Beaufort (Hotel Rates and Photos)
One of North Carolina’s seaside beauties, Beaufort is a small coastal town and the third largest city in the state. Founded in 1709, visit the North Carolina Maritime Museum to see more than 300 exhibits from Queen Anne’s Revenge, the Blackbeard ship that sank in Beaufort Bay, or view exhibits on the area’s natural landscapes. A must-see in the area, take the ferry to Shackleford Banks, a barrier island on the National Seashore of Cape Lookout, to see a beautiful herd of wild horses. Perfect for an evening stroll, explore historic Front Street and find a picturesque downtown with plenty of stores and restaurants.

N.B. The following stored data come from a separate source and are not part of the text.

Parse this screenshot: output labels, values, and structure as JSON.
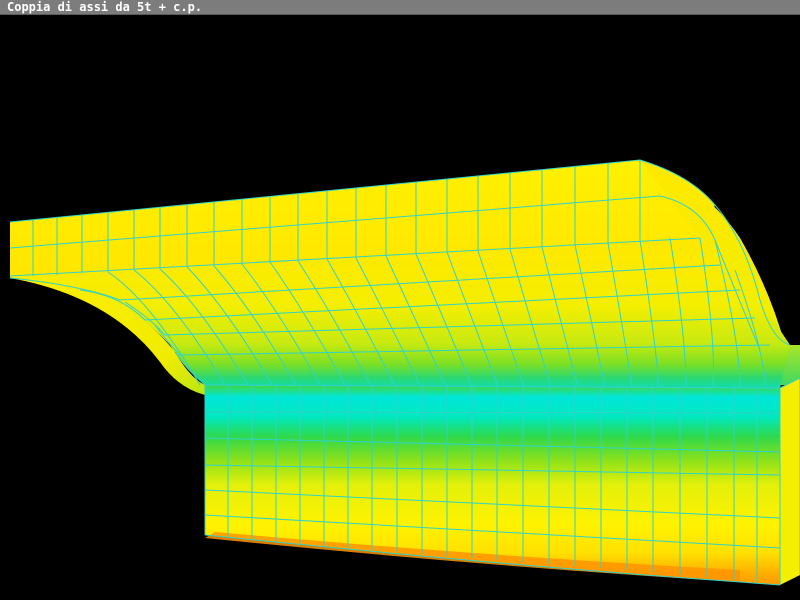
{
  "window": {
    "title": "Coppia di assi da 5t + c.p."
  },
  "viewport": {
    "background": "#000000",
    "mesh_color": "#2fd3c8",
    "colormap": [
      "#00e6d8",
      "#1fe07a",
      "#3fd640",
      "#8fe21a",
      "#d8ee08",
      "#fff200",
      "#ffd600",
      "#ff9a00"
    ]
  }
}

Brevard (Hotel prices and photos)
Offering a wide range of scenic views, Brevard is known for its natural beauty. The town is just 30 miles from Asheville and is part of the state’s Falls Land, which has more than 200 waterfalls. Full of bustling activity, head to Main Street during the day to see stores and restaurants, while those in need of an outdoor adventure will have plenty of activities to fill the route. The town’s location makes it close to both the Pisgah National Forest and the Dupont State Recreational Forest, where parts of The Hunger Games were filmed. A great place for hikers who enjoy hiking, mountain biking and rock climbing, even kids can get in on the action at Sliding Rock, a 60-foot natural waterfall with a natural pool at the end.

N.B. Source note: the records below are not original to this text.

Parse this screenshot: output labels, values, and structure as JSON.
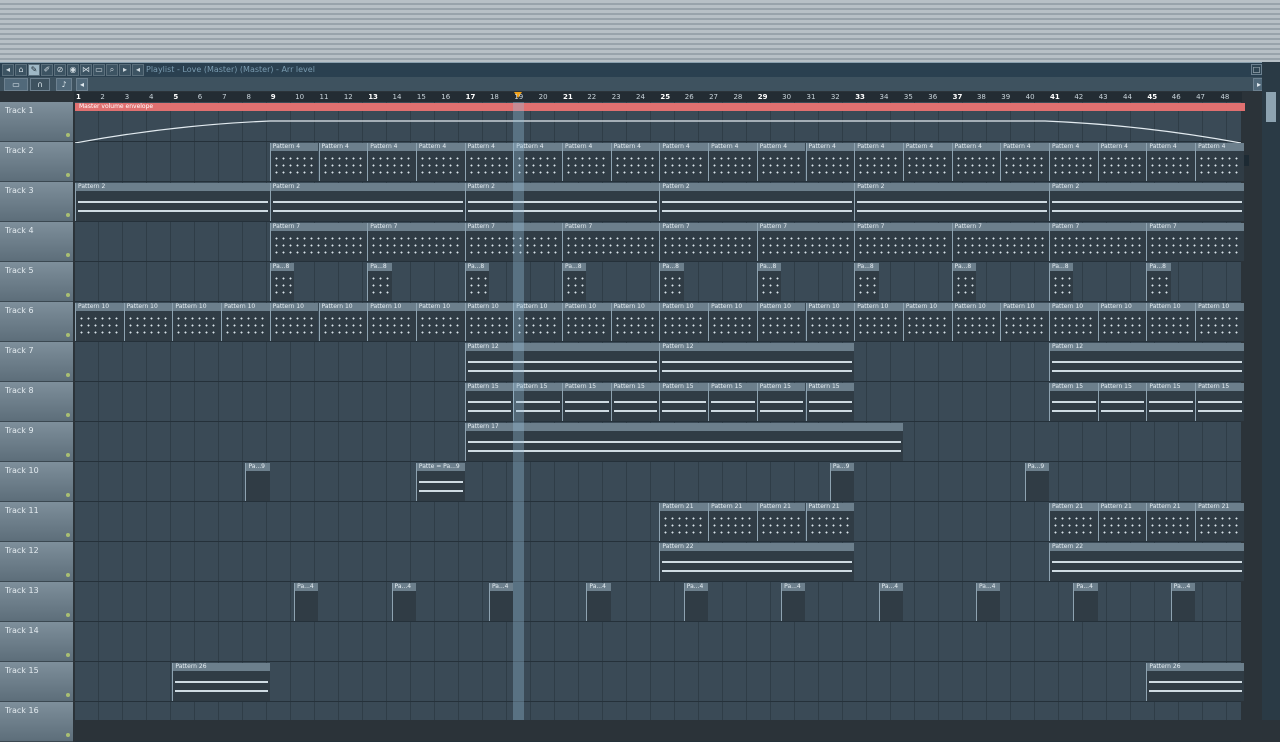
{
  "window": {
    "title": "Playlist - Love (Master) (Master) - Arr level"
  },
  "toolbar": {
    "icons": [
      "snap-icon",
      "pencil-icon",
      "brush-icon",
      "delete-icon",
      "mute-icon",
      "slice-icon",
      "select-icon",
      "zoom-icon",
      "playback-icon"
    ],
    "left_buttons": [
      "box-icon",
      "magnet-icon",
      "pattern-icon"
    ]
  },
  "ruler": {
    "numbers": [
      "1",
      "2",
      "3",
      "4",
      "5",
      "6",
      "7",
      "8",
      "9",
      "10",
      "11",
      "12",
      "13",
      "14",
      "15",
      "16",
      "17",
      "18",
      "19",
      "20",
      "21",
      "22",
      "23",
      "24",
      "25",
      "26",
      "27",
      "28",
      "29",
      "30",
      "31",
      "32",
      "33",
      "34",
      "35",
      "36",
      "37",
      "38",
      "39",
      "40",
      "41",
      "42",
      "43",
      "44",
      "45",
      "46",
      "47",
      "48"
    ]
  },
  "tracks": [
    "Track 1",
    "Track 2",
    "Track 3",
    "Track 4",
    "Track 5",
    "Track 6",
    "Track 7",
    "Track 8",
    "Track 9",
    "Track 10",
    "Track 11",
    "Track 12",
    "Track 13",
    "Track 14",
    "Track 15",
    "Track 16"
  ],
  "envelope": {
    "label": "Master volume envelope"
  },
  "clips": {
    "p4": "Pattern 4",
    "p2": "Pattern 2",
    "p7": "Pattern 7",
    "p8": "Pa...8",
    "p10": "Pattern 10",
    "p12": "Pattern 12",
    "p15": "Pattern 15",
    "p17": "Pattern 17",
    "p9": "Pa...9",
    "p9b": "Patte = Pa...9",
    "p21": "Pattern 21",
    "p22": "Pattern 22",
    "p4b": "Pa...4",
    "p26": "Pattern 26"
  },
  "colors": {
    "envelope": "#e07070",
    "playhead_marker": "#f2a218"
  }
}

Hot Springs (hotel rates and photos)
Perfect for a weekend of peace and quiet, Hot Springs offers a relaxed outdoor setting. Named for the natural hot spring waters that have made this picturesque area a resort destination, the springs were first discovered by Native Americans and are said to have healing properties. The only hot spring in North Carolina, this laid-back town offers plenty of natural beauty where you can hike part of the Appalachian Trail or spend the day tubing, swimming and kayaking in Spring Creek and the French Broad or Laurel Rivers, After your outdoor adventures, shop at local craft shops and dine at one of the many local restaurants, or take a picnic and climb Max Trail, a 5,000-foot bald mountain with panoramic views.
Banner Elk (Hotel Rates and Photos)
Banner Elk is a charming little mountain village along the Elk River that is perfect for those seeking solitude. The town is located just 15 miles from Boone, between Sugar Mountain and Beech Mountain Resort, two of the largest ski resorts in North Carolina, as this town is a Mecca for winter sports enthusiasts. A great year-round choice, you’ll find water sports like swimming, fishing and canoeing on Wildcat Lake, and Lake Watauga is another hot spot for outdoor recreation. Known for its annual Wooly Worm Festival, here you can celebrate the onset of snow season and take part in exciting worm races.